Морган не сразу показался из исповедальни, но постепенно сделалось теплее. Наконец он подошел ко мне, на лбу у него проступили крупные капли пота.
— Как мой отец чувствует себя после того, как я послал его ловить ветра в поле? — с усмешкой спросил Морган. — Понравилась ему прогулка на ферму Платта?
— Мистер Грегори вам не отец, — ответил я, с трудом поднимаясь на ноги. — Вашего настоящего отца зовут Эдвин Форнер, он здешний кожевенник. Вы не желаете мириться с тем, как обстоит дело по правде, и потому громоздите ложь на ложь. Давайте пойдем в Адлингтон и спросим кого угодно. Вот хоть сестру вашей матери — она по-прежнему живет здесь. Если все они повторят ваши слова, может, я вам и поверю. Но не думаю, что они это сделают. Вы тоже отец — отец лжи! И так часто повторяли свои выдумки, что теперь и сами начали в них верить!
Побледнев от ярости, Морган снова ударил меня. Я попытался уклониться, но из-за слабости двигался как в воде. Удар опять пришелся по виску, почти в то же место, что и в прошлый раз. Я упал, сильно стукнувшись головой о камни.
Сейчас, однако, я сознания не потерял. Морган рывком поднял меня на ноги, приблизил свое лицо к моему. Во рту ощущался привкус крови, один глаз так распух, что я почти ничего им не видел. Однако выражение лица Моргана разглядел, и оно мне не понравилось: рот перекошен, глаза пылают, как у безумца. Прямо дикий зверь, а не человек.
— У тебя был шанс, но ты его потерял! Но какая-то польза мне от тебя все равно будет, и, поверь, тебе не понравится! Вот, понесешь это! — взревел Морган и сунул мне лопату.
Потом он вручил мне туго набитый мешок, такой тяжелый, что без помощи Моргана я не сумел бы даже повесить его на плечо, после чего вытолкал меня из часовни на холод. Я стоял там, дрожа, сгибаясь под тяжестью мешка, чувствуя себя слишком больным и слабым, чтобы сбежать. Даже попытайся я сделать это, он поймал бы меня в мгновение ока и наверняка снова ударил бы. С северо-востока начал задувать ветер, за облаками уже почти не проглядывали звезды. Похоже, вот-вот снова должен был пойти снег.

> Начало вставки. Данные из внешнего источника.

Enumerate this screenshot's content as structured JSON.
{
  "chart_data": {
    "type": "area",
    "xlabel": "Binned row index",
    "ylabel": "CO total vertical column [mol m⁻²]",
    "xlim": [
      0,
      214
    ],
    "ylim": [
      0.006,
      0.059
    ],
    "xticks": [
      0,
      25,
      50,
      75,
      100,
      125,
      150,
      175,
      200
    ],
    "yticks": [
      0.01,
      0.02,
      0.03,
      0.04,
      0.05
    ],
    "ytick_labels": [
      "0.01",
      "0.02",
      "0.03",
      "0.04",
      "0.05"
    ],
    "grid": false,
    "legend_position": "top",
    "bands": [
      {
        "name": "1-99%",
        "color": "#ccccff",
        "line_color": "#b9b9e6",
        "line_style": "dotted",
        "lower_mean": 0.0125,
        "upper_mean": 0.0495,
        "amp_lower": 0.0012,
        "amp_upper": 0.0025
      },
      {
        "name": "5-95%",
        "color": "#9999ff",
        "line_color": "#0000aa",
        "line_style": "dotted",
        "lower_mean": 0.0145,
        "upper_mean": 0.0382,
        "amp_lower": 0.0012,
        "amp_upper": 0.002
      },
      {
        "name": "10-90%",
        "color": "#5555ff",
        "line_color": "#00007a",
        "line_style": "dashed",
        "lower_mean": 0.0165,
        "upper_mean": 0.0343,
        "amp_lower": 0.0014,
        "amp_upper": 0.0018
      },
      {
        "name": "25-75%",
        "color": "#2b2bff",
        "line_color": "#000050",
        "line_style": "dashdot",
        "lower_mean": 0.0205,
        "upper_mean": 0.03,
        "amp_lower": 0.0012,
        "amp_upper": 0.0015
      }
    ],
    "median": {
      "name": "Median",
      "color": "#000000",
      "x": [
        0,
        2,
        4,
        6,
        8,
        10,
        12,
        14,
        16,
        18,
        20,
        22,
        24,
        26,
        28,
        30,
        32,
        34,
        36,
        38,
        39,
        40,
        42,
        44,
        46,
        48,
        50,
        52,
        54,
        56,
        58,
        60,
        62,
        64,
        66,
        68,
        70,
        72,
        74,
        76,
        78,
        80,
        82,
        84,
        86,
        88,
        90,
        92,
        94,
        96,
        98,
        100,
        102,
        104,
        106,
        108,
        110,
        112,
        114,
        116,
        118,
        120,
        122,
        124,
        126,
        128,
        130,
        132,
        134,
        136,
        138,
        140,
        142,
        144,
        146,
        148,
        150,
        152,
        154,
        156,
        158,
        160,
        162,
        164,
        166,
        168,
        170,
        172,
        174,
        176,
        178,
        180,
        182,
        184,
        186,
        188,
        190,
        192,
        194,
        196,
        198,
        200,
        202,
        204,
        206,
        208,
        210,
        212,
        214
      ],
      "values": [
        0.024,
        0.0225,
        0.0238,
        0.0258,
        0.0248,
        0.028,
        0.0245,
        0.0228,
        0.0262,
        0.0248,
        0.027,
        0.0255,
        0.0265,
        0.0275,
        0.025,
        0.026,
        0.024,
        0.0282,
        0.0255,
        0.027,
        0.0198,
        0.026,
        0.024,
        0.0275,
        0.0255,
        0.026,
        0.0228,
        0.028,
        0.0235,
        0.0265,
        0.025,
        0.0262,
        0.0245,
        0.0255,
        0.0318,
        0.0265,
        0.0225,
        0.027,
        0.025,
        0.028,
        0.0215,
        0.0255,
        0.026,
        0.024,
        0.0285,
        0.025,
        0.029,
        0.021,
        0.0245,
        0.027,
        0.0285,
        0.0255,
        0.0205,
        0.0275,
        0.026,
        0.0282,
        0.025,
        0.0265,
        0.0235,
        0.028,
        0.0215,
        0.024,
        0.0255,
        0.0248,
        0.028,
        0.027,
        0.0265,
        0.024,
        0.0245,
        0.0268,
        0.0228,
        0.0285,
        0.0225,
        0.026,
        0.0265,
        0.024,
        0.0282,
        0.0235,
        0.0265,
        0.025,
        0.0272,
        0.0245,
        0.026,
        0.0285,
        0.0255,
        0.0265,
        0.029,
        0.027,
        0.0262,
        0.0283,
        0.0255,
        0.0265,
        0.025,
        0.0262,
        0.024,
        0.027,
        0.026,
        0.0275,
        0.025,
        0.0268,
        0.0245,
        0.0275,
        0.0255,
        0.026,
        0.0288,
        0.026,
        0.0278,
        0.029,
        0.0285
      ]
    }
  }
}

Морган подтолкнул меня, и мы двинулись в путь. Он шел сзади, с фонарем в руке. Вскоре последние деревья остались позади — мы шли по открытым всем ветрам, заснеженным вересковым холмам. Мне не оставалось ничего другого, кроме как, пусть и с трудом, карабкаться вверх. Один раз я поскользнулся, упал лицом вниз, выронил мешок — и получил за это удар под ребра такой сильный, что едва не грохнулся снова.